The US court has imposed a $30 million civil monetary penalty on BitMEX co-founders Arthur Hayes, Benjamin Delo, and Samuel Reed, the US Commodity Futures Trading Commission has announced.
Each of the co-founders of the crypto derivatives trading platform is required to pay a $10 million fine.
CFTC Chairman Rostin Behnam, said:
As digital asset markets grow globally, the Commission continues to actively use its existing enforcement authority in the digital asset commodity space to protect customers and ensure these emerging markets are free from fraud and manipulation. This is another example of the Commission taking decisive action where appropriate to ensure that digital asset derivatives trading platforms comply with the Commodity Exchange Act and Commission regulations.

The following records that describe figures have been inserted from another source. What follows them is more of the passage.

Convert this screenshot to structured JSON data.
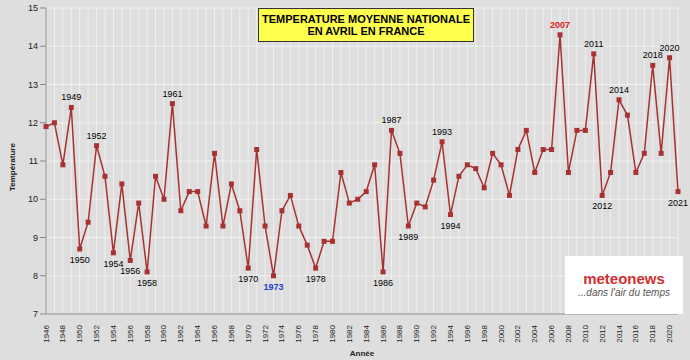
{
  "chart_data": {
    "type": "line",
    "title": "TEMPERATURE MOYENNE NATIONALE\nEN AVRIL EN FRANCE",
    "x_label": "Année",
    "y_label": "Température",
    "categories": [
      "1946",
      null,
      "1948",
      null,
      "1950",
      null,
      "1952",
      null,
      "1954",
      null,
      "1956",
      null,
      "1958",
      null,
      "1960",
      null,
      "1962",
      null,
      "1964",
      null,
      "1966",
      null,
      "1968",
      null,
      "1970",
      null,
      "1972",
      null,
      "1974",
      null,
      "1976",
      null,
      "1978",
      null,
      "1980",
      null,
      "1982",
      null,
      "1984",
      null,
      "1986",
      null,
      "1988",
      null,
      "1990",
      null,
      "1992",
      null,
      "1994",
      null,
      "1996",
      null,
      "1998",
      null,
      "2000",
      null,
      "2002",
      null,
      "2004",
      null,
      "2006",
      null,
      "2008",
      null,
      "2010",
      null,
      "2012",
      null,
      "2014",
      null,
      "2016",
      null,
      "2018",
      null,
      "2020",
      null
    ],
    "values": [
      11.9,
      12.0,
      10.9,
      12.4,
      8.7,
      9.4,
      11.4,
      10.6,
      8.6,
      10.4,
      8.4,
      9.9,
      8.1,
      10.6,
      10.0,
      12.5,
      9.7,
      10.2,
      10.2,
      9.3,
      11.2,
      9.3,
      10.4,
      9.7,
      8.2,
      11.3,
      9.3,
      8.0,
      9.7,
      10.1,
      9.3,
      8.8,
      8.2,
      8.9,
      8.9,
      10.7,
      9.9,
      10.0,
      10.2,
      10.9,
      8.1,
      11.8,
      11.2,
      9.3,
      9.9,
      9.8,
      10.5,
      11.5,
      9.6,
      10.6,
      10.9,
      10.8,
      10.3,
      11.2,
      10.9,
      10.1,
      11.3,
      11.8,
      10.7,
      11.3,
      11.3,
      14.3,
      10.7,
      11.8,
      11.8,
      13.8,
      10.1,
      10.7,
      12.6,
      12.2,
      10.7,
      11.2,
      13.5,
      11.2,
      13.7,
      10.2
    ],
    "color": "#a83232",
    "marker": "square",
    "grid": true,
    "ylim": [
      7,
      15
    ],
    "yticks": [
      7,
      8,
      9,
      10,
      11,
      12,
      13,
      14,
      15
    ],
    "annotations": [
      {
        "text": "1949",
        "position": "above",
        "color": "#000000"
      },
      {
        "text": "1950",
        "position": "below",
        "color": "#000000"
      },
      {
        "text": "1952",
        "position": "above",
        "color": "#000000"
      },
      {
        "text": "1954",
        "position": "below",
        "color": "#000000"
      },
      {
        "text": "1956",
        "position": "below",
        "color": "#000000"
      },
      {
        "text": "1958",
        "position": "below",
        "color": "#000000"
      },
      {
        "text": "1961",
        "position": "above",
        "color": "#000000"
      },
      {
        "text": "1970",
        "position": "below",
        "color": "#000000"
      },
      {
        "text": "1973",
        "position": "below",
        "color": "#2040d0"
      },
      {
        "text": "1978",
        "position": "below",
        "color": "#000000"
      },
      {
        "text": "1986",
        "position": "below",
        "color": "#000000"
      },
      {
        "text": "1987",
        "position": "above",
        "color": "#000000"
      },
      {
        "text": "1989",
        "position": "below",
        "color": "#000000"
      },
      {
        "text": "1993",
        "position": "above",
        "color": "#000000"
      },
      {
        "text": "1994",
        "position": "below",
        "color": "#000000"
      },
      {
        "text": "2007",
        "position": "above",
        "color": "#e02020"
      },
      {
        "text": "2011",
        "position": "above",
        "color": "#000000"
      },
      {
        "text": "2012",
        "position": "below",
        "color": "#000000"
      },
      {
        "text": "2014",
        "position": "above",
        "color": "#000000"
      },
      {
        "text": "2018",
        "position": "above",
        "color": "#000000"
      },
      {
        "text": "2020",
        "position": "above",
        "color": "#000000"
      },
      {
        "text": "2021",
        "position": "below",
        "color": "#000000"
      }
    ],
    "watermark": {
      "name": "meteonews",
      "tagline": "...dans l'air du temps"
    }
  }
}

The CFTC filed a complaint on 1 October 2020 against the BitMEX trading platform and its co-founders for operating the business from the US without any license.
The crypto exchange offered services to US residents without approval from CFTC to operate as a Designated Contract Market (DCM) or a Swap Execution Facility (SEF). The company also operated as a Futures Commission Merchant (FCM) without registration. Moreover, it failed to implement customer information program (CIP) and know-your-customer (KYC ) procedures, as well as with anti-money laundering (AML) measures.

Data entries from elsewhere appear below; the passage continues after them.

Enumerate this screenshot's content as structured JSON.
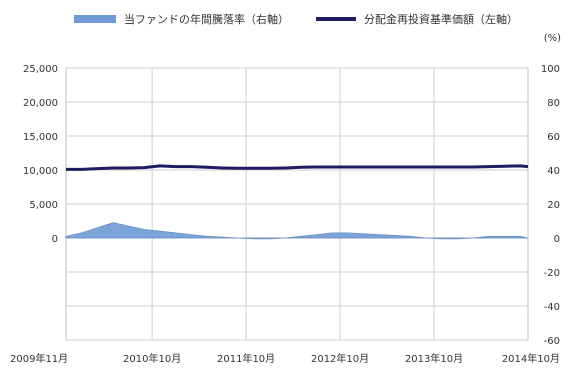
{
  "chart_data": {
    "type": "line",
    "legend": {
      "placement": "top",
      "area_label": "当ファンドの年間騰落率（右軸）",
      "line_label": "分配金再投資基準価額（左軸）"
    },
    "y_left": {
      "ticks": [
        "25,000",
        "20,000",
        "15,000",
        "10,000",
        "5,000",
        "0"
      ],
      "ylim": [
        -15000,
        25000
      ]
    },
    "y_right": {
      "unit": "(%)",
      "ticks": [
        "100",
        "80",
        "60",
        "40",
        "20",
        "0",
        "-20",
        "-40",
        "-60"
      ],
      "ylim": [
        -60,
        100
      ]
    },
    "x_tick_labels": [
      "2009年11月",
      "2010年10月",
      "2011年10月",
      "2012年10月",
      "2013年10月",
      "2014年10月"
    ],
    "grid": true,
    "series": [
      {
        "name": "分配金再投資基準価額（左軸）",
        "axis": "left",
        "color": "#1f1d5f",
        "type": "line",
        "x": [
          "2009-11",
          "2010-01",
          "2010-03",
          "2010-05",
          "2010-07",
          "2010-09",
          "2010-11",
          "2011-01",
          "2011-03",
          "2011-05",
          "2011-07",
          "2011-09",
          "2011-11",
          "2012-01",
          "2012-03",
          "2012-05",
          "2012-07",
          "2012-09",
          "2012-11",
          "2013-01",
          "2013-03",
          "2013-05",
          "2013-07",
          "2013-09",
          "2013-11",
          "2014-01",
          "2014-03",
          "2014-05",
          "2014-07",
          "2014-09",
          "2014-10"
        ],
        "values": [
          10100,
          10100,
          10200,
          10300,
          10300,
          10350,
          10600,
          10500,
          10500,
          10400,
          10300,
          10250,
          10250,
          10250,
          10300,
          10400,
          10450,
          10450,
          10450,
          10450,
          10450,
          10450,
          10450,
          10450,
          10450,
          10450,
          10450,
          10500,
          10550,
          10600,
          10500
        ]
      },
      {
        "name": "当ファンドの年間騰落率（右軸）",
        "axis": "right",
        "color": "#6f9bd4",
        "type": "area",
        "x": [
          "2009-11",
          "2010-01",
          "2010-03",
          "2010-05",
          "2010-07",
          "2010-09",
          "2010-11",
          "2011-01",
          "2011-03",
          "2011-05",
          "2011-07",
          "2011-09",
          "2011-11",
          "2012-01",
          "2012-03",
          "2012-05",
          "2012-07",
          "2012-09",
          "2012-11",
          "2013-01",
          "2013-03",
          "2013-05",
          "2013-07",
          "2013-09",
          "2013-11",
          "2014-01",
          "2014-03",
          "2014-05",
          "2014-07",
          "2014-09",
          "2014-10"
        ],
        "values": [
          1,
          3,
          6,
          9,
          7,
          5,
          4,
          3,
          2,
          1,
          0.5,
          0,
          -0.5,
          -0.5,
          0,
          1,
          2,
          3,
          3,
          2.5,
          2,
          1.5,
          1,
          0,
          -0.5,
          -0.5,
          0,
          1,
          1,
          1,
          0
        ]
      }
    ]
  }
}
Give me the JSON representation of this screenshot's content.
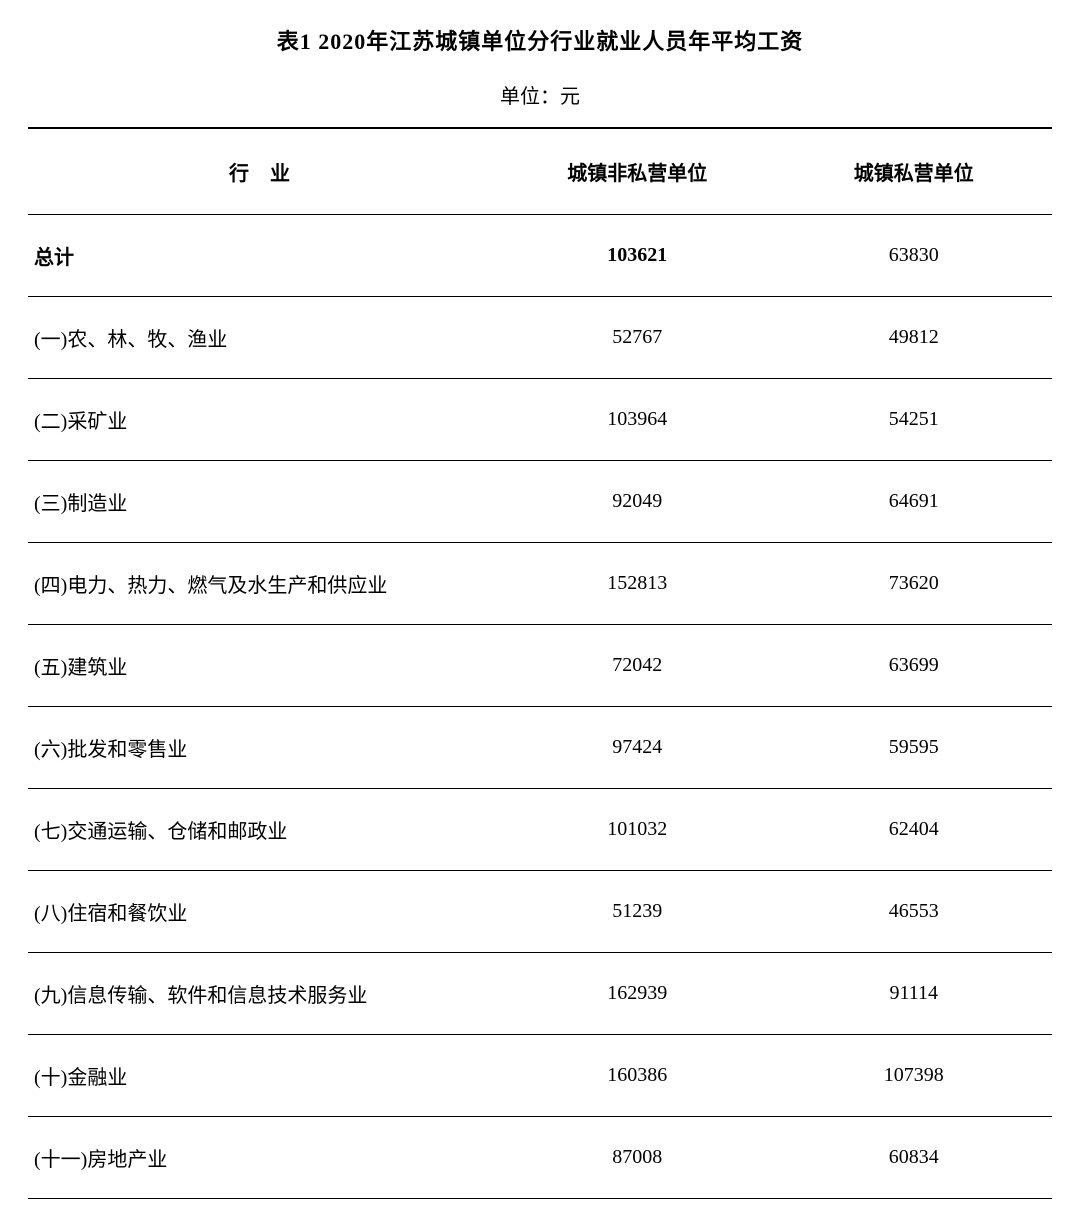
{
  "title": "表1  2020年江苏城镇单位分行业就业人员年平均工资",
  "unit": "单位：元",
  "table": {
    "columns": [
      "行 业",
      "城镇非私营单位",
      "城镇私营单位"
    ],
    "column_widths": [
      "46%",
      "27%",
      "27%"
    ],
    "column_alignments": [
      "left",
      "center",
      "center"
    ],
    "header_fontsize": 20,
    "header_fontweight": "bold",
    "cell_fontsize": 20,
    "border_top_width": 2,
    "border_bottom_width": 1,
    "border_color": "#000000",
    "row_padding_vertical": 26,
    "rows": [
      {
        "industry": "总计",
        "non_private": "103621",
        "private": "63830",
        "is_total": true
      },
      {
        "industry": "(一)农、林、牧、渔业",
        "non_private": "52767",
        "private": "49812",
        "is_total": false
      },
      {
        "industry": "(二)采矿业",
        "non_private": "103964",
        "private": "54251",
        "is_total": false
      },
      {
        "industry": "(三)制造业",
        "non_private": "92049",
        "private": "64691",
        "is_total": false
      },
      {
        "industry": "(四)电力、热力、燃气及水生产和供应业",
        "non_private": "152813",
        "private": "73620",
        "is_total": false
      },
      {
        "industry": "(五)建筑业",
        "non_private": "72042",
        "private": "63699",
        "is_total": false
      },
      {
        "industry": "(六)批发和零售业",
        "non_private": "97424",
        "private": "59595",
        "is_total": false
      },
      {
        "industry": "(七)交通运输、仓储和邮政业",
        "non_private": "101032",
        "private": "62404",
        "is_total": false
      },
      {
        "industry": "(八)住宿和餐饮业",
        "non_private": "51239",
        "private": "46553",
        "is_total": false
      },
      {
        "industry": "(九)信息传输、软件和信息技术服务业",
        "non_private": "162939",
        "private": "91114",
        "is_total": false
      },
      {
        "industry": "(十)金融业",
        "non_private": "160386",
        "private": "107398",
        "is_total": false
      },
      {
        "industry": "(十一)房地产业",
        "non_private": "87008",
        "private": "60834",
        "is_total": false
      }
    ]
  },
  "title_fontsize": 22,
  "title_fontweight": "bold",
  "unit_fontsize": 20,
  "background_color": "#ffffff",
  "text_color": "#000000",
  "font_family": "SimSun"
}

BitMex already settled with the regulator earlier last year and agreed to pay a $100 million penalty.
The CFTC also filed criminal charges against the exchange’s co-founders with the three of them pleading guilty.
Acting Director of Enforcement Gretchen Lowe added:
Individuals who control cryptocurrency derivatives trading platforms conducting business in the U.S. must ensure that their platform complies with applicable federal commodities laws, including CFTC registration and regulatory requirements such as Know-Your-Customer and Anti-Money Laundering regulations.